In a more positive development, the FATF announced that Burkina Faso, Mozambique, Nigeria, and South Africa have been removed from the greylist following significant progress in strengthening their financial systems.

These nations demonstrated improved:

  • Transparency in beneficial ownership records.
  • International cooperation on financial crimes.
  • Enforcement against high-risk transactions.
  • Supervision of banking and non-banking sectors.

Meanwhile, Bolivia, Haiti, Lebanon, the British Virgin Islands (UK), and Yemen have delayed submission of their required progress reports. FATF noted that while enhanced due diligence is not yet mandated for these nations, they are expected to comply within the stipulated deadlines.


Understanding the FATF Lists: Blacklist vs. Greylist

To understand the significance of the FATF decision, it’s important to distinguish between the two categories:

1. The Blacklist (High-Risk Jurisdictions Subject to a Call for Action)

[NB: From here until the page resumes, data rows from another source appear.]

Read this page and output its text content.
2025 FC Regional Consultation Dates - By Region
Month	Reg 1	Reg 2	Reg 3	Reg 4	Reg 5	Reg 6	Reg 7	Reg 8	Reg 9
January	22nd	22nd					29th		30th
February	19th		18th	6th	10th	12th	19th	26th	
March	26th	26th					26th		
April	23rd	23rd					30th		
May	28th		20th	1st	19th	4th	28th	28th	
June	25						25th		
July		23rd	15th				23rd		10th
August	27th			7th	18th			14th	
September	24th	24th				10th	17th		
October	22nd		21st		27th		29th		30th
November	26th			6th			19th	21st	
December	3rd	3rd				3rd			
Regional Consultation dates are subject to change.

Countries placed on the blacklist are those that pose the highest risk to the global financial system due to persistent non-compliance and lack of political will to address AML/CFT concerns.

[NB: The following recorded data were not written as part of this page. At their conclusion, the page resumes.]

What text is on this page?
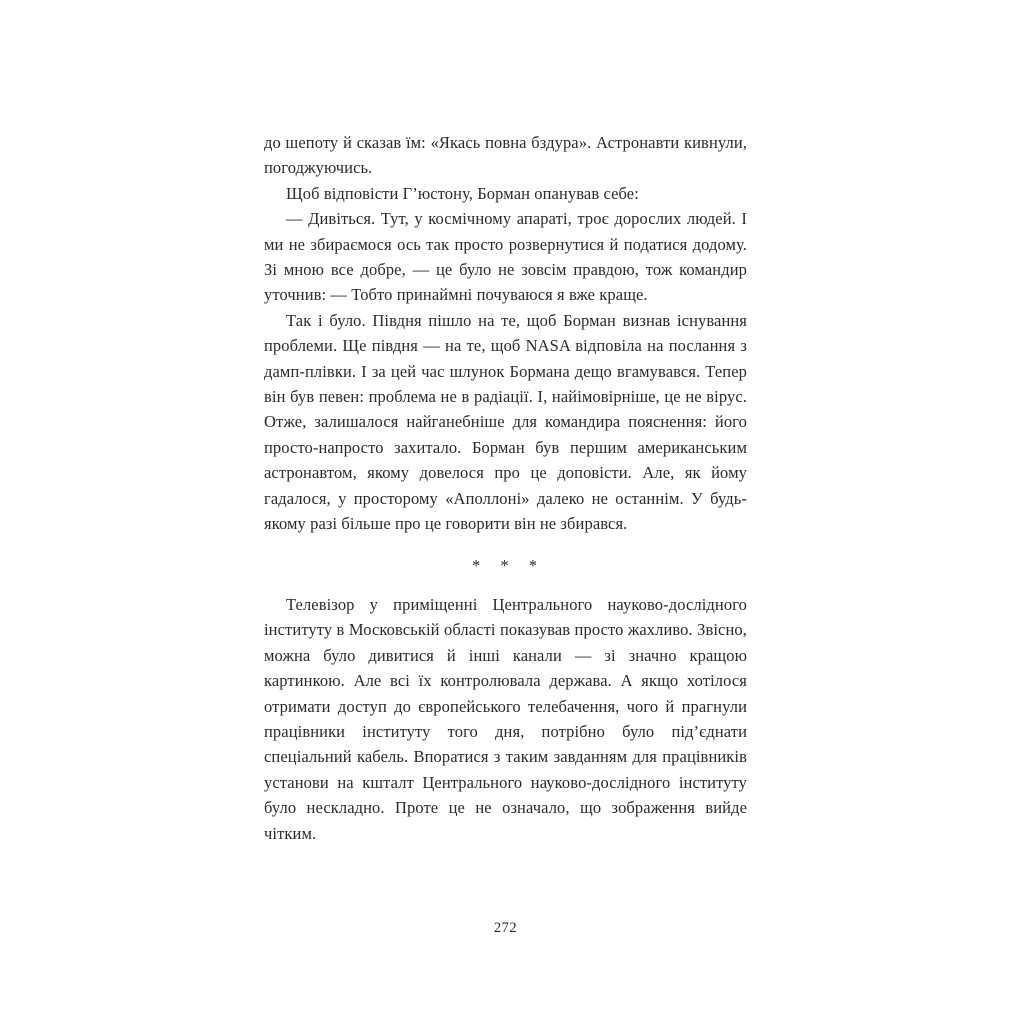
до шепоту й сказав їм: «Якась повна бздура». Астронавти кивнули, погоджуючись.

Щоб відповісти Г’юстону, Борман опанував себе:

— Дивіться. Тут, у космічному апараті, троє дорослих людей. І ми не збираємося ось так просто розвернутися й податися додому. Зі мною все добре, — це було не зовсім правдою, тож командир уточнив: — Тобто принаймні почуваюся я вже краще.

Так і було. Півдня пішло на те, щоб Борман визнав існування проблеми. Ще півдня — на те, щоб NASA відповіла на послання з дамп-плівки. І за цей час шлунок Бормана дещо вгамувався. Тепер він був певен: проблема не в радіації. І, найімовірніше, це не вірус. Отже, залишалося найганебніше для командира пояснення: його просто-напросто захитало. Борман був першим американським астронавтом, якому довелося про це доповісти. Але, як йому гадалося, у просторому «Аполлоні» далеко не останнім. У будь-якому разі більше про це говорити він не збирався.

* * *

Телевізор у приміщенні Центрального науково-дослідного інституту в Московській області показував просто жахливо. Звісно, можна було дивитися й інші канали — зі значно кращою картинкою. Але всі їх контролювала держава. А якщо хотілося отримати доступ до європейського телебачення, чого й прагнули працівники інституту того дня, потрібно було під’єднати спеціальний кабель. Впоратися з таким завданням для працівників установи на кшталт Центрального науково-дослідного інституту було нескладно. Проте це не означало, що зображення вийде чітким.

272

  • These nations face severe financial sanctions, restricted trade, and isolation from international banking systems.
  • Global financial institutions are urged to terminate relationships with entities from these countries.
  • Investment and development assistance are frozen or limited until corrective actions are verified.

2. The Greylist (Jurisdictions Under Increased Monitoring)

Countries on the greylist are considered “partially compliant”. They have committed to working with the FATF to resolve identified issues but have not yet achieved full implementation.

  • These countries remain under continuous monitoring.
  • Failure to make adequate progress can lead to blacklisting.
  • Greylisted status often leads to increased scrutiny of international transactions and higher compliance costs for local businesses.

Global Implications of FATF Actions

The FATF’s decisions carry significant geopolitical and economic consequences. Being blacklisted can:

  • Severely limit a country’s access to international capital markets.
  • Lead to currency depreciation and foreign investment withdrawal.
  • Increase transaction costs and delays in international trade.
  • Reduce foreign aid and development funding due to risk concerns.

Greylisted countries, while not under full sanctions, face heightened due diligence from banks and investors, which can slow down economic growth and undermine financial confidence.